A fortiori, pour les humains qui cherchent le divertissement, sans parvenir totalement à s’en priver. D’où la conclusion de Pascal : le divertissement n’est pas si mauvais, il a pour fonction de rendre les humains heureux en leur faisant oublier leur misère naturelle. Il imagine un joueur qui n’aurait plus le droit de jouer (comme les sportifs confinés aujourd’hui) à qui on donnerait l’argent équivalent à son gain. « Vous le rendrez malheureux », prétend Pascal. Si on supprime le gain et qu’on le laisse jouer : la partie n’a alors plus d’intérêt… Le joueur ne veut pas l’objet qu’il poursuit, mais un objet quelconque pour s’exciter dans une poursuite lui faisant oublier sa misère. Transposez cette quête dans de nombreuses activités où les humains s’ennuient, mais préfèrent l’ennui au confinement : tourisme de masse, fêtes imposées, obligations professionnelles ou familiales superflues…
Pour Pascal, le divertissement travaille sur un autre objet : le temps. Comment divertir un être humain accablé de toutes parts ? Pascal imagine le faire chasser (le sanglier, par exemple) pendant quelques heures. Son accablement disparaît pendant le temps de la chasse. Sitôt terminée, la douleur revient. Pour être efficace, un divertissement doit être sans fin. Pascal décrit ainsi ce que sont les carrières politiques. Pour les athées, chercher un divertissement par une occupation violente, impétueuse : voilà la solution du désespoir. Sauf que les athées ne répondent pas ainsi, car ils ne se connaissent pas eux-mêmes, ils ignorent leur divertissement. Pour les chrétiens, c’est encore pire : car il y a l’illusion qu’on peut y échapper par toutes sortes d’expédients. Une misère tragique : « Nous courons sans souci dans le précipice après que nous avons mis quelque chose devant nous pour nous empêcher de le voir » (Commencement 16). Que faire ? Pour Pascal, regarder en face la misère de l’homme.

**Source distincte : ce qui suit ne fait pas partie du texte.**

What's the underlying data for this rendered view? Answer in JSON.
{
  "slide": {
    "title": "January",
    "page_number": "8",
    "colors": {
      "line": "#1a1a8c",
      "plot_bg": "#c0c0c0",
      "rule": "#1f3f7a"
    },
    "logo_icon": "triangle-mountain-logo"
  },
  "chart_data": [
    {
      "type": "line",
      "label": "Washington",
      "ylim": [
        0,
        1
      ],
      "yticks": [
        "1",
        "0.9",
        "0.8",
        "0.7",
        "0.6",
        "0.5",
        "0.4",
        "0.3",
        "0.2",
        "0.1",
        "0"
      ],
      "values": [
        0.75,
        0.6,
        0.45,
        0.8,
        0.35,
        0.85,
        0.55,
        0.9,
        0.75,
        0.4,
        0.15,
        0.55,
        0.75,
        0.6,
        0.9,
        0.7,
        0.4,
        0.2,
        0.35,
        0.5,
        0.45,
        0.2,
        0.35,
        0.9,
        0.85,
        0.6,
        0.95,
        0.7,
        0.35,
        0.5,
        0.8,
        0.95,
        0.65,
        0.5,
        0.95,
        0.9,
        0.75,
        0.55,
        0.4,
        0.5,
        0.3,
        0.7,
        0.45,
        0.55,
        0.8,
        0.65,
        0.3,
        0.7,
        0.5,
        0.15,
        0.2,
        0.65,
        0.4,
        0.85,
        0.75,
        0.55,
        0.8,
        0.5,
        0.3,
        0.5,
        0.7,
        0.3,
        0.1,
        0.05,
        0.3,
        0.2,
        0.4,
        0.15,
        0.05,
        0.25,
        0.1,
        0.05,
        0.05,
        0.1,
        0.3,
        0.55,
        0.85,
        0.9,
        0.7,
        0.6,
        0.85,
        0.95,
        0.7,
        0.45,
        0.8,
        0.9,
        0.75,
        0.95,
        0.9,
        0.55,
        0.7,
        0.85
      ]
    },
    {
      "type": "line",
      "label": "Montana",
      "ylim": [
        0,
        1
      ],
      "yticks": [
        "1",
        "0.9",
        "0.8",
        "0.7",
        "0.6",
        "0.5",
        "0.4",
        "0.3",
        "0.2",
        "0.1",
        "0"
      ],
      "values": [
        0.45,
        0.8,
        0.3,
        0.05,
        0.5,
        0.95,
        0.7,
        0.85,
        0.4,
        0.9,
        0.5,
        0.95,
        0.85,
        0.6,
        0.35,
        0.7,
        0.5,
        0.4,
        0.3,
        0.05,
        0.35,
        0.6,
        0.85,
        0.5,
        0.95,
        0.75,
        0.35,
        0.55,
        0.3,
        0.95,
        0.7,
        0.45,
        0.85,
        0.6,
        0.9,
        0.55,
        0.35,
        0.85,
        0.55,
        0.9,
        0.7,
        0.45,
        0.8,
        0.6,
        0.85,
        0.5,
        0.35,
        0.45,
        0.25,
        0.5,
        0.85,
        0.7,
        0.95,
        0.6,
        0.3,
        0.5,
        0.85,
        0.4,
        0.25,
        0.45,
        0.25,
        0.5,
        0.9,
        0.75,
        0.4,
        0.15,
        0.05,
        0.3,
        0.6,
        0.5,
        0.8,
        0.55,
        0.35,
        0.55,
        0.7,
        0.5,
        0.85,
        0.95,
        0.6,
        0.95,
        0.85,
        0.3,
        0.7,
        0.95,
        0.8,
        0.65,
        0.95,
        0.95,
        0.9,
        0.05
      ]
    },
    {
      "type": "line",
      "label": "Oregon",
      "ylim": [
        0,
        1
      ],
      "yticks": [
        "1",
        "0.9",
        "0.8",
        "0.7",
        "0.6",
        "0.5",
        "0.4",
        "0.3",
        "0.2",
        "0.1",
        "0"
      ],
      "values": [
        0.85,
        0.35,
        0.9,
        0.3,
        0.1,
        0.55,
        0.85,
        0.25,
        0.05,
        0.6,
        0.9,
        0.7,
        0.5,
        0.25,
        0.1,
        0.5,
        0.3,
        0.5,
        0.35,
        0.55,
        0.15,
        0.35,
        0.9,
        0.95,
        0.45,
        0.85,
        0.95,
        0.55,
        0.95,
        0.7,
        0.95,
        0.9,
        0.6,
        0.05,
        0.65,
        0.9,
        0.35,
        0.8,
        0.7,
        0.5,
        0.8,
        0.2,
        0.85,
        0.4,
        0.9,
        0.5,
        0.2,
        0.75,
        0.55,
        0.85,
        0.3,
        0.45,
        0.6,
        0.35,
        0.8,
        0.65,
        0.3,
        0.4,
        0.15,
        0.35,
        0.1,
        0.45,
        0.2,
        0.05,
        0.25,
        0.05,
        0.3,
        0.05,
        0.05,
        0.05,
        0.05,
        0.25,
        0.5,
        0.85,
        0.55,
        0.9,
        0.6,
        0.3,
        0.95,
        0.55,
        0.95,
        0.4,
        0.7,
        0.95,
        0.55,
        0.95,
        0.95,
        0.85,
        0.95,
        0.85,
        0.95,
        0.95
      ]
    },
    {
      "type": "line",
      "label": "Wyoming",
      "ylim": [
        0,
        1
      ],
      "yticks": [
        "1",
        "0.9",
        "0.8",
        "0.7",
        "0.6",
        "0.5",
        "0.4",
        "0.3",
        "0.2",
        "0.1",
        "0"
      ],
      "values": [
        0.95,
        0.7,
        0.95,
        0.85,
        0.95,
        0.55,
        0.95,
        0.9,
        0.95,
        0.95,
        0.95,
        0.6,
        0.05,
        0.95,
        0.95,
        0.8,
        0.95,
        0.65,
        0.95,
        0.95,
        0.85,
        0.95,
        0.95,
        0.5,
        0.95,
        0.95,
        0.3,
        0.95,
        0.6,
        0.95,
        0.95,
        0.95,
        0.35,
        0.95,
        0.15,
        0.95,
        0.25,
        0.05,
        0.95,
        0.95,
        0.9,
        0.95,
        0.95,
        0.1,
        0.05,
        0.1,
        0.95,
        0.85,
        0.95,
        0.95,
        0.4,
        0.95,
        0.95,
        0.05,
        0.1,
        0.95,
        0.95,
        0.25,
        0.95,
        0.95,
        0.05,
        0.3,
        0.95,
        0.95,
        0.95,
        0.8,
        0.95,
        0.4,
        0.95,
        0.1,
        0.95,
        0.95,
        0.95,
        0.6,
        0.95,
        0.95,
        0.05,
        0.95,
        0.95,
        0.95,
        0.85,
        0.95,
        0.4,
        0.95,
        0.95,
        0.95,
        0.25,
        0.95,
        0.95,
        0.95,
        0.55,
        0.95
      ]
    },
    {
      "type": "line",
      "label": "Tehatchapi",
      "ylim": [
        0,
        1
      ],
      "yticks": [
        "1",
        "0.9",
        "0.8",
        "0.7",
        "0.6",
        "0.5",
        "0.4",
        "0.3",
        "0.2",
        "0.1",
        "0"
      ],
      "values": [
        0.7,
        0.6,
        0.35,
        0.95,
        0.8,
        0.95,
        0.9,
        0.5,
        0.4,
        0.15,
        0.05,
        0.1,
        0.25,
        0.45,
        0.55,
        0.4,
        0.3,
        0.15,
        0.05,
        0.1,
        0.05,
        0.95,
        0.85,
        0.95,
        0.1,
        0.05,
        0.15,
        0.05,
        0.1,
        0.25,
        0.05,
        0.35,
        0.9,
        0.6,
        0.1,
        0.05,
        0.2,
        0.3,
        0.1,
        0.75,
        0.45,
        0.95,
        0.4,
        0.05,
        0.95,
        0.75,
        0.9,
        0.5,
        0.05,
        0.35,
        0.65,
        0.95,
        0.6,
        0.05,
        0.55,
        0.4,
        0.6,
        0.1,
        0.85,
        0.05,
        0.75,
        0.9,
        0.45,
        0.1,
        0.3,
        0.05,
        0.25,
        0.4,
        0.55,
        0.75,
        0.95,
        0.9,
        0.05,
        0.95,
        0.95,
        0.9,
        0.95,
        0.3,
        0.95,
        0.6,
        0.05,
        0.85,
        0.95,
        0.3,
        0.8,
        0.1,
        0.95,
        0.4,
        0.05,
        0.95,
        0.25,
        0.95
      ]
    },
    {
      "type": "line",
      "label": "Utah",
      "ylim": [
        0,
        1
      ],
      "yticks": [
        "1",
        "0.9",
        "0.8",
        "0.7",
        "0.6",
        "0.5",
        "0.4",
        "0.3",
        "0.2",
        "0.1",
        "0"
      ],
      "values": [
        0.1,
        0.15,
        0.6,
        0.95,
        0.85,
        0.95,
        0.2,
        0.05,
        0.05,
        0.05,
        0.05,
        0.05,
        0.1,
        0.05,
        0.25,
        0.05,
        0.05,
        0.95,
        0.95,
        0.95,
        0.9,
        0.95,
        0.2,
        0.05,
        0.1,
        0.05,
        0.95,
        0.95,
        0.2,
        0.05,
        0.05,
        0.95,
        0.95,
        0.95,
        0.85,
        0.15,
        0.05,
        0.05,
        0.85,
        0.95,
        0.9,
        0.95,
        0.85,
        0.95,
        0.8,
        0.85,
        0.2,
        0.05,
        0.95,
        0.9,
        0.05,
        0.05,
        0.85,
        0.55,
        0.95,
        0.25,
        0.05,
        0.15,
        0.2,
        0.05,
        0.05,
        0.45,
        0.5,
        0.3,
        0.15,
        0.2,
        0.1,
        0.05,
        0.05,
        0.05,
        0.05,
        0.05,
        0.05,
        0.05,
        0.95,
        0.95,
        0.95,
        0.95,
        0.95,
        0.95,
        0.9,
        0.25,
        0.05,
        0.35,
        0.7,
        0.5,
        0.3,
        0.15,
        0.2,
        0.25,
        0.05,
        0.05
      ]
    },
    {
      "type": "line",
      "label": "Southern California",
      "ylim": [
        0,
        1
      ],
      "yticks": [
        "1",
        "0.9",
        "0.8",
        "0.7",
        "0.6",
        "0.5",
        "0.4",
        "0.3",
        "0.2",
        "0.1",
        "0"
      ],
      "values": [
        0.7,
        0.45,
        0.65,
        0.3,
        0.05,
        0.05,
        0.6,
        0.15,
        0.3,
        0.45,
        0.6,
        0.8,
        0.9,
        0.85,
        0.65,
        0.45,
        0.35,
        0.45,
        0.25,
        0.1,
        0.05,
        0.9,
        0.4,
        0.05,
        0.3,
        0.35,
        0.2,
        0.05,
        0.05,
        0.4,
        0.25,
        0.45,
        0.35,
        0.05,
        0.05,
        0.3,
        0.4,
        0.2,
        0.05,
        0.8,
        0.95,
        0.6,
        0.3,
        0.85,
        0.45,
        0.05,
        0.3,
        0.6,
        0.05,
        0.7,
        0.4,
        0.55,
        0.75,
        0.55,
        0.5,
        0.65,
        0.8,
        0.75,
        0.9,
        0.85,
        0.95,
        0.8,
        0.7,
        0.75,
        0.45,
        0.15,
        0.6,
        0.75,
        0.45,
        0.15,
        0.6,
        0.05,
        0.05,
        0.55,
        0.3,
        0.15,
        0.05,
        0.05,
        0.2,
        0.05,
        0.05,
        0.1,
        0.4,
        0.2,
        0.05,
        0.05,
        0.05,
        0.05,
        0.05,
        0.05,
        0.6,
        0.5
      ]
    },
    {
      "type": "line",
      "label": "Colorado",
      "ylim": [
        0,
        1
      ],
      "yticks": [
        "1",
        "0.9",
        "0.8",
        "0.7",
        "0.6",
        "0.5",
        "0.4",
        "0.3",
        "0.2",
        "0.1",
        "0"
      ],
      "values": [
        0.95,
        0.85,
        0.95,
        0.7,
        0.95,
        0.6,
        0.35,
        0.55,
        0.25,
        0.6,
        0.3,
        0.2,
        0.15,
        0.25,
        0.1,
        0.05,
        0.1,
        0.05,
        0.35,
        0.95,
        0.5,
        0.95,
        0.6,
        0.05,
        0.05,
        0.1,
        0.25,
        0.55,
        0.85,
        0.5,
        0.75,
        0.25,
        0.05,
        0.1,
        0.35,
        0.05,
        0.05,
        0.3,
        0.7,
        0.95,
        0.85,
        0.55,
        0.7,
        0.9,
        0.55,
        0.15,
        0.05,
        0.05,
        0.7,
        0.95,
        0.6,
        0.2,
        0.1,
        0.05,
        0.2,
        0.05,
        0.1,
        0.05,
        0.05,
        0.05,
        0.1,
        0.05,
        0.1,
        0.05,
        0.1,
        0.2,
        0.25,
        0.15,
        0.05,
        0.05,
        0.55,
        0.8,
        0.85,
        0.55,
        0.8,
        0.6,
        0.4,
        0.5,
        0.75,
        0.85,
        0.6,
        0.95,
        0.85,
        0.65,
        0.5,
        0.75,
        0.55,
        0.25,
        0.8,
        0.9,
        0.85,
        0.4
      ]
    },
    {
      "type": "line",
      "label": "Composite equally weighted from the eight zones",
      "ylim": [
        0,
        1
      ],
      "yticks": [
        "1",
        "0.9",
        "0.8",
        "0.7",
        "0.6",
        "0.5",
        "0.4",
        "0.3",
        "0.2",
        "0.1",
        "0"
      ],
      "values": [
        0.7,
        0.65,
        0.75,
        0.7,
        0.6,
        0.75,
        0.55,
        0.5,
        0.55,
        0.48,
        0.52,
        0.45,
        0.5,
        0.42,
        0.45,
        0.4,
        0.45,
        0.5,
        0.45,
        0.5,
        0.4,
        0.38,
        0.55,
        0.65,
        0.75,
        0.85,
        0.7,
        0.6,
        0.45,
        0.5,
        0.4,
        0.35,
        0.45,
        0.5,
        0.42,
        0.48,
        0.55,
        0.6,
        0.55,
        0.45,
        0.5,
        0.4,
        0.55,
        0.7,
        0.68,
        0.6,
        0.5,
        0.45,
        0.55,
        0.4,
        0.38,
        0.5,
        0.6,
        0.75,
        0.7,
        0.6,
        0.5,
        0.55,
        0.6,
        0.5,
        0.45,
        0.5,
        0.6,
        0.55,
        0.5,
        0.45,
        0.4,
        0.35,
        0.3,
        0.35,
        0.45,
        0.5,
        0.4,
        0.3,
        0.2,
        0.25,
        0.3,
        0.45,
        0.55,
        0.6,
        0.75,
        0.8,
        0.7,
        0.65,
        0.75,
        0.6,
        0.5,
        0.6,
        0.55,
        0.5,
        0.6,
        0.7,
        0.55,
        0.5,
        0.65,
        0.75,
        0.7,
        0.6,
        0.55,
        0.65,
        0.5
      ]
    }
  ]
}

Pour les géographes, comment passer de la chambre pascalienne au monde ? De leurs objets d’étude comme le tourisme, le sport, les jeux, la vitesse, les mobilités de toutes sortes à l’idée de « misère » ? Sinon en théorisant sur ce qu’ont produit les grandes turbulences humaines sur la planète. Le concept d’anthropocène a l’avantage de lier ces activités largement issues de la révolution thermo-industrielle à l’état environnemental de la Terre aujourd’hui. La misère de l’homme en miroir de la misère infligée à la Terre ?
Bruno Latour explique que « l’exigence de protéger les humains pour leur propre bien contre la mort est infiniment plus justifiée dans le cas de la crise écologique que dans le cas de la crise sanitaire [actuelle] » (Le Monde, 26/3/2020). Est-ce là la porte de sortie de la misère actuelle ? Après le confinement d’État contre un agent pathogène, le renoncement au divertissement pour la mère des batailles d’aujourd’hui : celle qu’un Macron chef de guerre pourrait annoncer en emboitant la crise sanitaire dans la crise écologique. Dans son rêve, Latour le voit « laisser les réserves de gaz et de pétrole dans le sol, stopper la commercialisation des pesticides, supprimer les labours profonds et, audace suprême, interdire de chauffer les fumeurs à la terrasse des bars… ». Bingo ! Le repos (forcé) des Terriens dans leur chambre va peut-être, trois siècles après Pascal, les guérir du divertissement.